Welcome to an article that examines one person’s relationship with beauty and how it has changed over time. It also explores how they feel being seen. We’re speaking to Camila Coelho today.
“Growing up in Brazil, in a small town, I have endless fond memories; I felt so free, living in a small town and riding horses and being so connected to nature.
My grandma always had her hair and makeup done no matter where she was. My grandmother was not someone that society would be able to see in a photograph. She was happy in her own skin. Her hair was curly, her nose was larger and she was confident. To me, her personality and the love she had for herself is what made her so beautiful. Unfortunately, I no longer have her in my daily life.”
“She was the one who introduced me to my first lipstick. I can recall going to her and being like, “Grandma! I’m taking my passport picture and I want lipstick that will make me beautiful.” I was given a shade of red by her. It was applied right before the photo was taken so that my mom could not wipe it off. She was shocked.”
“Growing up, I was always very confident. My curly hair was my favorite thing about me. I also loved my nose, which reminded of my grandma. However, there was a time in my life when my self-esteem suffered. When I was 17 years old, I was diagnosed as having epilepsy. Because I was on medication, I couldn’t go out with my friends and I couldn’t drink. I felt very different. I used to wear makeup every chance I got, but I stopped wearing it once my seizures began. Maybe a little bit of clear lip gloss, maybe some black eyeliner along my waterline. It was terrible, but it was all I did. I was completely exhausted.”

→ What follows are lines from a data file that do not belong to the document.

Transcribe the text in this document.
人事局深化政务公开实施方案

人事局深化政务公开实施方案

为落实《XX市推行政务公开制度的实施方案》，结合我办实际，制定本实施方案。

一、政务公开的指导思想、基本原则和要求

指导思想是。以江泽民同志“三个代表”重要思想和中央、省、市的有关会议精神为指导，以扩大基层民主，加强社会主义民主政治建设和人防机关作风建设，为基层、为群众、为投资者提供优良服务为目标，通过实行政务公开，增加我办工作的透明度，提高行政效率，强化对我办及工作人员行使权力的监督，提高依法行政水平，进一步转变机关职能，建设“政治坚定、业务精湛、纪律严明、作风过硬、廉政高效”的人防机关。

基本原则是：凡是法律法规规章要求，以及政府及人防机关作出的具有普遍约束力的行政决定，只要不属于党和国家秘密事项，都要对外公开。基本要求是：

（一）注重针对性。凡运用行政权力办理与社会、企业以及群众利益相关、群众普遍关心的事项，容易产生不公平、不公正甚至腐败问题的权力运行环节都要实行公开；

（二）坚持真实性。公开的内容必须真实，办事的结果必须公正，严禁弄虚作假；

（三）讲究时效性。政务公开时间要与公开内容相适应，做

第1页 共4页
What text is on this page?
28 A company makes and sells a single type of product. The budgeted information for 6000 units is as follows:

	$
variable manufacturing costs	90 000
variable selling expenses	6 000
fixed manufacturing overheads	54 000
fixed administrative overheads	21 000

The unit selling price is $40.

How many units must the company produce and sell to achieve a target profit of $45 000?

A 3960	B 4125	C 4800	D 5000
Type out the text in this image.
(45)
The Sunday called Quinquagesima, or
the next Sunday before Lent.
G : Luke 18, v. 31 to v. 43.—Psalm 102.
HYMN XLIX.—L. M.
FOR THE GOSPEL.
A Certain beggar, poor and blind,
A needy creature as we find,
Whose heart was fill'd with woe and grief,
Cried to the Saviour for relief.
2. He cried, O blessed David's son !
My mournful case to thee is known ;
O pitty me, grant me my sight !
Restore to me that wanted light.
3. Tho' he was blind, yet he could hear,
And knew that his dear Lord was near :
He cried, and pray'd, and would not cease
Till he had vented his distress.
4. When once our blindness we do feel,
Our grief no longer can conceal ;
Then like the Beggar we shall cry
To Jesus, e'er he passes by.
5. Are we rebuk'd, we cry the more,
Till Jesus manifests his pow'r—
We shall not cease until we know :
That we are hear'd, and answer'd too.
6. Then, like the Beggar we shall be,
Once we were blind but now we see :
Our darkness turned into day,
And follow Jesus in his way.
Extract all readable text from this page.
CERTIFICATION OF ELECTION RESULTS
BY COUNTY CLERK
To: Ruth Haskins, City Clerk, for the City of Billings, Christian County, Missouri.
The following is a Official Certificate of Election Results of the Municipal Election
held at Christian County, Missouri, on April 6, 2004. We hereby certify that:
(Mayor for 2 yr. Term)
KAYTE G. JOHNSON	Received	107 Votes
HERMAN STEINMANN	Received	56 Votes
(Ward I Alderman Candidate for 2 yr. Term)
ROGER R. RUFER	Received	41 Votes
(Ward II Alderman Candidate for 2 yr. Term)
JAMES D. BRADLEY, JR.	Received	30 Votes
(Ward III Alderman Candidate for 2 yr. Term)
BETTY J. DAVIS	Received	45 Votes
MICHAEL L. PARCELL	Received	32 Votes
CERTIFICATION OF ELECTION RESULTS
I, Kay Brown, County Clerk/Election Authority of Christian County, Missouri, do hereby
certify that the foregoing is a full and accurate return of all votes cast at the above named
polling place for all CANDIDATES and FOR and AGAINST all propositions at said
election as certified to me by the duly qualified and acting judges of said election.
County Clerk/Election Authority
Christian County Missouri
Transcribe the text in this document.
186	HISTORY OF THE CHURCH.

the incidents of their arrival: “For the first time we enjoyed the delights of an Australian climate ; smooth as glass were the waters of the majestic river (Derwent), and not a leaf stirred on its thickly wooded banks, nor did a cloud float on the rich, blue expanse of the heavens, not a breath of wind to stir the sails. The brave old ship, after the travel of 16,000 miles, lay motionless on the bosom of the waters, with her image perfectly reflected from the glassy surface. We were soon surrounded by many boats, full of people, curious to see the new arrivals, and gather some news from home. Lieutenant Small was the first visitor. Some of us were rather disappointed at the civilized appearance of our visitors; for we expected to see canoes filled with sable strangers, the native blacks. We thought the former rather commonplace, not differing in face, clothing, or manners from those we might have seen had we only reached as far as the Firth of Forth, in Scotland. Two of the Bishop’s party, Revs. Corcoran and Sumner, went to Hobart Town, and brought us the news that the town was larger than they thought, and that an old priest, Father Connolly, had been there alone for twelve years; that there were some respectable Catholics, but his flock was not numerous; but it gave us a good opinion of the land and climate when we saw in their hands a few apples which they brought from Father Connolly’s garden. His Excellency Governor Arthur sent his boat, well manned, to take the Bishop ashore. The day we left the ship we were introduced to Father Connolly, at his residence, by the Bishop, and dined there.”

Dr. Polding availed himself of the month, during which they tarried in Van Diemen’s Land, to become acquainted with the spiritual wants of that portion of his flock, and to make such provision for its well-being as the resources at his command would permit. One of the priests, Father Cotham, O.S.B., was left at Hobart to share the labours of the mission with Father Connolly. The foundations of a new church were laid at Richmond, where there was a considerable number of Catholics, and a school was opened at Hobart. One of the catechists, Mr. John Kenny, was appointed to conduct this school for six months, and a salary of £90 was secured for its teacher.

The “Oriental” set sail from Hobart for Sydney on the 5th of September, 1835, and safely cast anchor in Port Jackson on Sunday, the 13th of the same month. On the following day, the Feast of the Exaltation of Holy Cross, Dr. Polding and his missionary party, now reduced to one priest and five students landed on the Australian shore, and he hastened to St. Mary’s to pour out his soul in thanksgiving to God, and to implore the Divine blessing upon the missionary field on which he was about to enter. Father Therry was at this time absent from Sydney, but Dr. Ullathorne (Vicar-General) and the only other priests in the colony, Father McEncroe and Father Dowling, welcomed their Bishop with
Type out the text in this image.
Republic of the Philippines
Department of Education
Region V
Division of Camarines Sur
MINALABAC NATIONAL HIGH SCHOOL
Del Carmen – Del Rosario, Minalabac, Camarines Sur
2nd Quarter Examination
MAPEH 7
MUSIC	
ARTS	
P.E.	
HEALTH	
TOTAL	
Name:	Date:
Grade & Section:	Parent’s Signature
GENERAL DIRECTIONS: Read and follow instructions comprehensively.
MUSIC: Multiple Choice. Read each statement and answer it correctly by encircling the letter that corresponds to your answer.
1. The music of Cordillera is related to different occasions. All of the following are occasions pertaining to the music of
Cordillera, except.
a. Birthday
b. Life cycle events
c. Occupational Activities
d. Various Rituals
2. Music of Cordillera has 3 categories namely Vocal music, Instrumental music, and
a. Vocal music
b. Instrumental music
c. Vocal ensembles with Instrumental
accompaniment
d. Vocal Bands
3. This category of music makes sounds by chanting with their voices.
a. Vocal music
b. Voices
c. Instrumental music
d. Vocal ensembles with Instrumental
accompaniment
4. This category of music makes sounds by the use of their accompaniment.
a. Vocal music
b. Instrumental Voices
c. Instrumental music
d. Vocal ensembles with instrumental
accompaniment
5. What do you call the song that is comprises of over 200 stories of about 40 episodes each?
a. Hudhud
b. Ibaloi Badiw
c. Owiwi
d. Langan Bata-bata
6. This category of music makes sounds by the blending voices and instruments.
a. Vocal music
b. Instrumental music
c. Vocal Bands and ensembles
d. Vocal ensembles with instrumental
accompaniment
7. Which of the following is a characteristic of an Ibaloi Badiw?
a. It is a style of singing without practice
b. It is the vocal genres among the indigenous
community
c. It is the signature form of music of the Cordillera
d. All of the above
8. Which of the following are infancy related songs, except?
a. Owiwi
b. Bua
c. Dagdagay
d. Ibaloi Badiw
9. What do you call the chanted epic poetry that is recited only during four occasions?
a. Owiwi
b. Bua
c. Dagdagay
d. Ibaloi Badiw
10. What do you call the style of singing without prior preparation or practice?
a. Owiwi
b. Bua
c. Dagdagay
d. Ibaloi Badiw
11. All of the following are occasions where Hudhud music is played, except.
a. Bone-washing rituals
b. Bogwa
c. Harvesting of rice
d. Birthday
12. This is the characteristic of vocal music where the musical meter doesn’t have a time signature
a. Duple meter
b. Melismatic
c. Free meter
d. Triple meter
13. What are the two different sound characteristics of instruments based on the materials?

“I was struggling so much that I decided to stop taking the medication without consulting anyone. That’s when I experienced a seizure at school in front of my classmates. After the seizure, I recall having an intense conversation with my mother where she told me how fortunate I was. Yes, epilepsy is something I have, but there are many people who struggle to live every day. People don’t have the same access to medicine as me. This feeling of gratitude changed everything. Everybody has their struggles, and everyone handles them differently. I was determined not to feel defeated forever. I finally started to wear makeup again.”
“I really do believe that what you feel and what you put into the world attracts that type of energy back to you. Sometimes our lives feel amazing and we accomplish so much. Then, something small happens. If you focus too much energy on the negative things that have happened, you can end up feeling drained and forget all the positive things in your life. It definitely translates to beauty, as well. You won’t feel beautiful if you don’t feel good about yourself. It starts with accepting yourself and loving your struggles.”
“The older I get, the more confident I feel. I can’t remember feeling super confident without makeup until a few years back. Now it’s completely different. Although I do love a full-glam look I also feel beautiful with no makeup. This ethos is the foundation of Elaluz. I wanted products that were easy to use and looked natural. This brand is a reflection of my Brazilian roots. Even the name is Portuguese. Brazil should always be part of the brand. It is important to me that Filipinos and Brazilians are represented.”
“On days where I do wake up feeling down, I try and prioritize spending time outside in the sun or calling my loved ones. I also try to avoid social media. Social media has many benefits and I wouldn’t be where I am today without it. However, taking breaks is important. You can focus on the positive things and your passions, instead of focusing on them.”
“When I’m in one of those moods, I count my blessings. I am religious and I thank god for everything. When I begin to go down the list, I realize how fortunate I am. I have a roof over me, wonderful friends and family, and a job I love. All that gratitude takes away all negative emotions.”
“Pre-pandemic, I found that I was so overwhelmed. I felt unhappy a lot of the time, despite accomplishing so much. Because I was doing too many things, I wanted to say no. Since then I have prioritized my health and spent time with my family. I learned to say no and now feel that I am doing what I love.”